The answer to your question is essentially no: every non-degenerate associative binary operation which distributes over $+$ is multiplication in some (possibly non-commutative) rng. Let us abstract the situation a little: so suppose we have an abelian group $A$, whose operation we write as $+$. As with the addition of numbers, we have a zero element, commutativity, associativity, and negative elements.

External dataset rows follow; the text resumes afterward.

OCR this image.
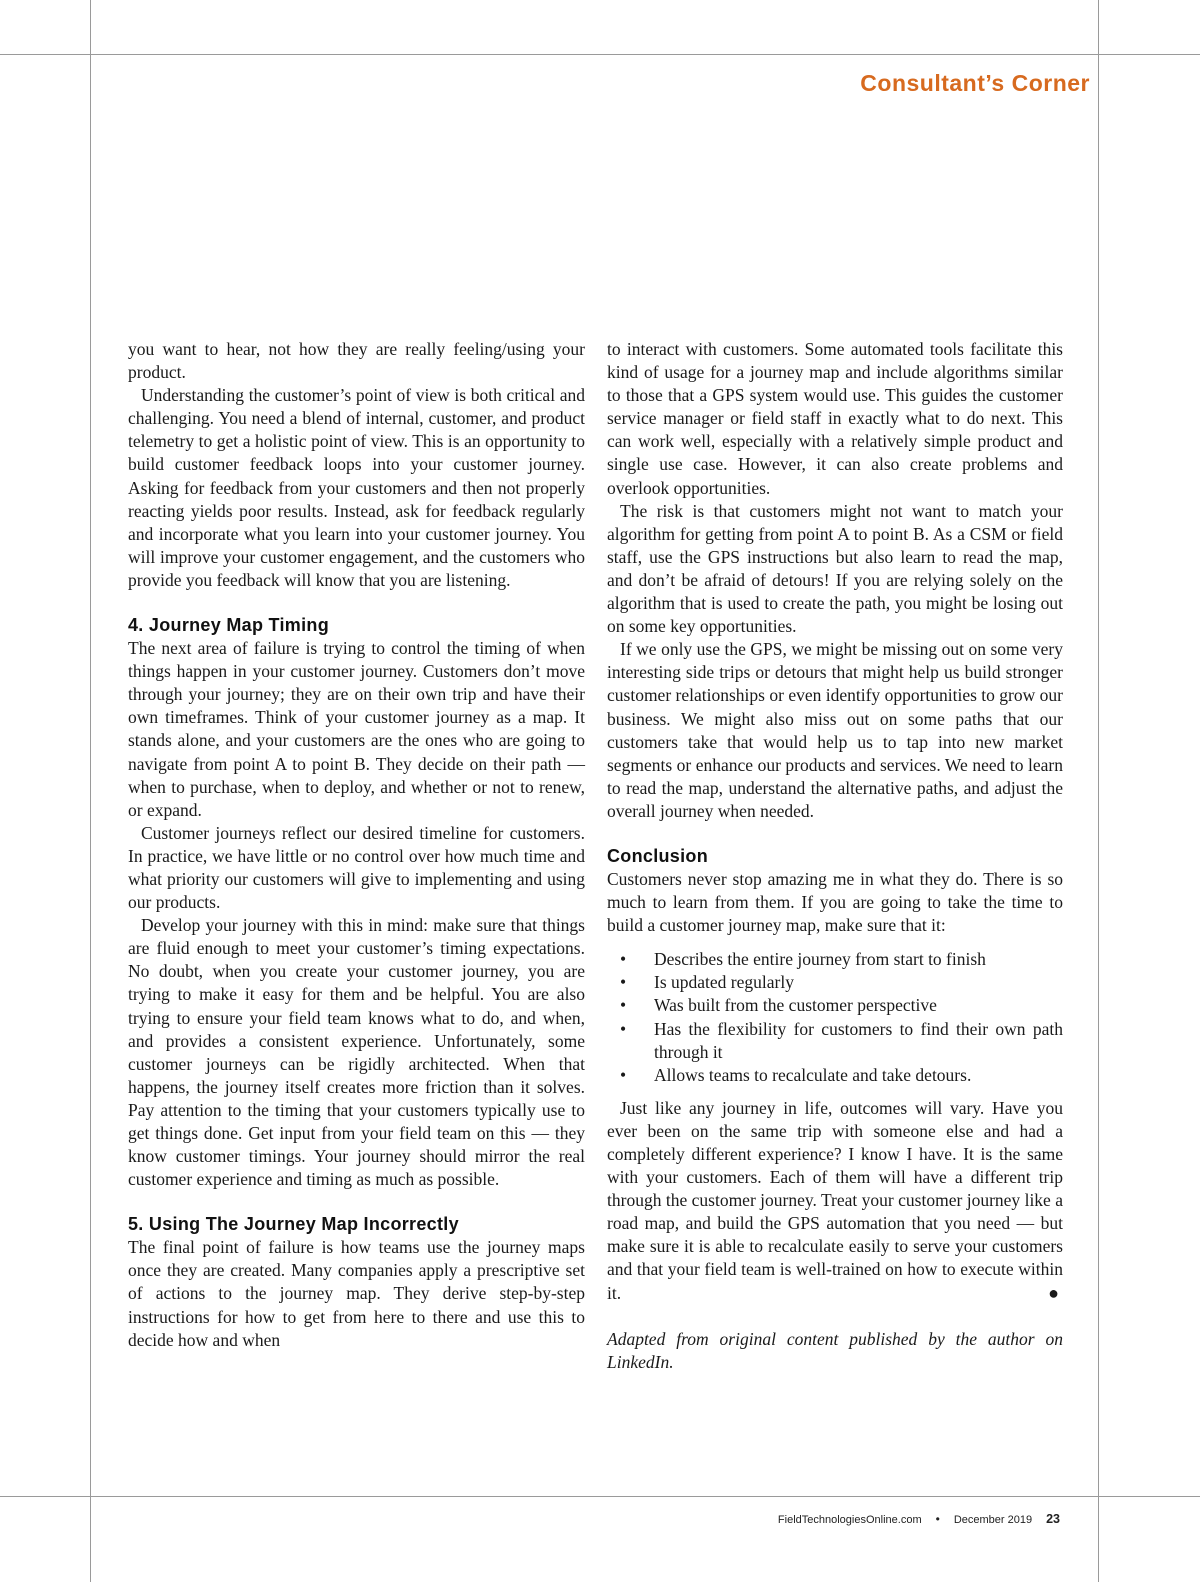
Consultant’s Corner

you want to hear, not how they are really feeling/using your product.

Understanding the customer’s point of view is both critical and challenging. You need a blend of internal, customer, and product telemetry to get a holistic point of view. This is an opportunity to build customer feedback loops into your customer journey. Asking for feedback from your customers and then not properly reacting yields poor results. Instead, ask for feedback regularly and incorporate what you learn into your customer journey. You will improve your customer engagement, and the customers who provide you feedback will know that you are listening.

4. Journey Map Timing

The next area of failure is trying to control the timing of when things happen in your customer journey. Customers don’t move through your journey; they are on their own trip and have their own timeframes. Think of your customer journey as a map. It stands alone, and your customers are the ones who are going to navigate from point A to point B. They decide on their path — when to purchase, when to deploy, and whether or not to renew, or expand.

Customer journeys reflect our desired timeline for customers. In practice, we have little or no control over how much time and what priority our customers will give to implementing and using our products.

Develop your journey with this in mind: make sure that things are fluid enough to meet your customer’s timing expectations. No doubt, when you create your customer journey, you are trying to make it easy for them and be helpful. You are also trying to ensure your field team knows what to do, and when, and provides a consistent experience. Unfortunately, some customer journeys can be rigidly architected. When that happens, the journey itself creates more friction than it solves. Pay attention to the timing that your customers typically use to get things done. Get input from your field team on this — they know customer timings. Your journey should mirror the real customer experience and timing as much as possible.

5. Using The Journey Map Incorrectly

The final point of failure is how teams use the journey maps once they are created. Many companies apply a prescriptive set of actions to the journey map. They derive step-by-step instructions for how to get from here to there and use this to decide how and when

to interact with customers. Some automated tools facilitate this kind of usage for a journey map and include algorithms similar to those that a GPS system would use. This guides the customer service manager or field staff in exactly what to do next. This can work well, especially with a relatively simple product and single use case. However, it can also create problems and overlook opportunities.

The risk is that customers might not want to match your algorithm for getting from point A to point B. As a CSM or field staff, use the GPS instructions but also learn to read the map, and don’t be afraid of detours! If you are relying solely on the algorithm that is used to create the path, you might be losing out on some key opportunities.

If we only use the GPS, we might be missing out on some very interesting side trips or detours that might help us build stronger customer relationships or even identify opportunities to grow our business. We might also miss out on some paths that our customers take that would help us to tap into new market segments or enhance our products and services. We need to learn to read the map, understand the alternative paths, and adjust the overall journey when needed.

Conclusion

Customers never stop amazing me in what they do. There is so much to learn from them. If you are going to take the time to build a customer journey map, make sure that it:

• Describes the entire journey from start to finish
• Is updated regularly
• Was built from the customer perspective
• Has the flexibility for customers to find their own path through it
• Allows teams to recalculate and take detours.

Just like any journey in life, outcomes will vary. Have you ever been on the same trip with someone else and had a completely different experience? I know I have. It is the same with your customers. Each of them will have a different trip through the customer journey. Treat your customer journey like a road map, and build the GPS automation that you need — but make sure it is able to recalculate easily to serve your customers and that your field team is well-trained on how to execute within it.	●

Adapted from original content published by the author on LinkedIn.

FieldTechnologiesOnline.com • December 2019 23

Suppose we have a binary operation $\odot$ which distributes over $+$: in terms of equations, we have
\begin{align} a \odot (b + c) & = a \odot b + a \odot c \newline (a + b) \odot c & = a \odot c + b \odot c \end{align}
The first equation tells us that $a \odot -$ is a group homomorphism $A \to A$, and the second equation tells us that the map $a \mapsto (a \odot -)$ is a group homomorphism $A \to \textrm{End}(A)$. But $\textrm{End}(A)$ is naturally a (non-commutative unital) ring, and if we have the non-degeneracy condition
$a \odot b = 0 \text{ for all } b \text{ in } A \implies a = 0$
then every element $a$ is mapped to a unique endomorphism $a \odot -$ in $\textrm{End}(A)$. This allows us to identify $A$ with a subset A' of $\textrm{End}(A)$. The associativity condition
$(a \odot b) \odot c = a \odot (b \odot c)$
means we can identify $\odot$ with composition of endomorphisms, and this means that A' is a subrng of $\textrm{End}(A)$. If we demand that $\odot$ have a right unit, then the non-degeneracy condition is automatically satisfied; on the other hand, if we demand that $\odot$ have a left unit and be non-degenerate, then A' is even a subring of $\textrm{End}(A)$, and the left unit is also a right unit.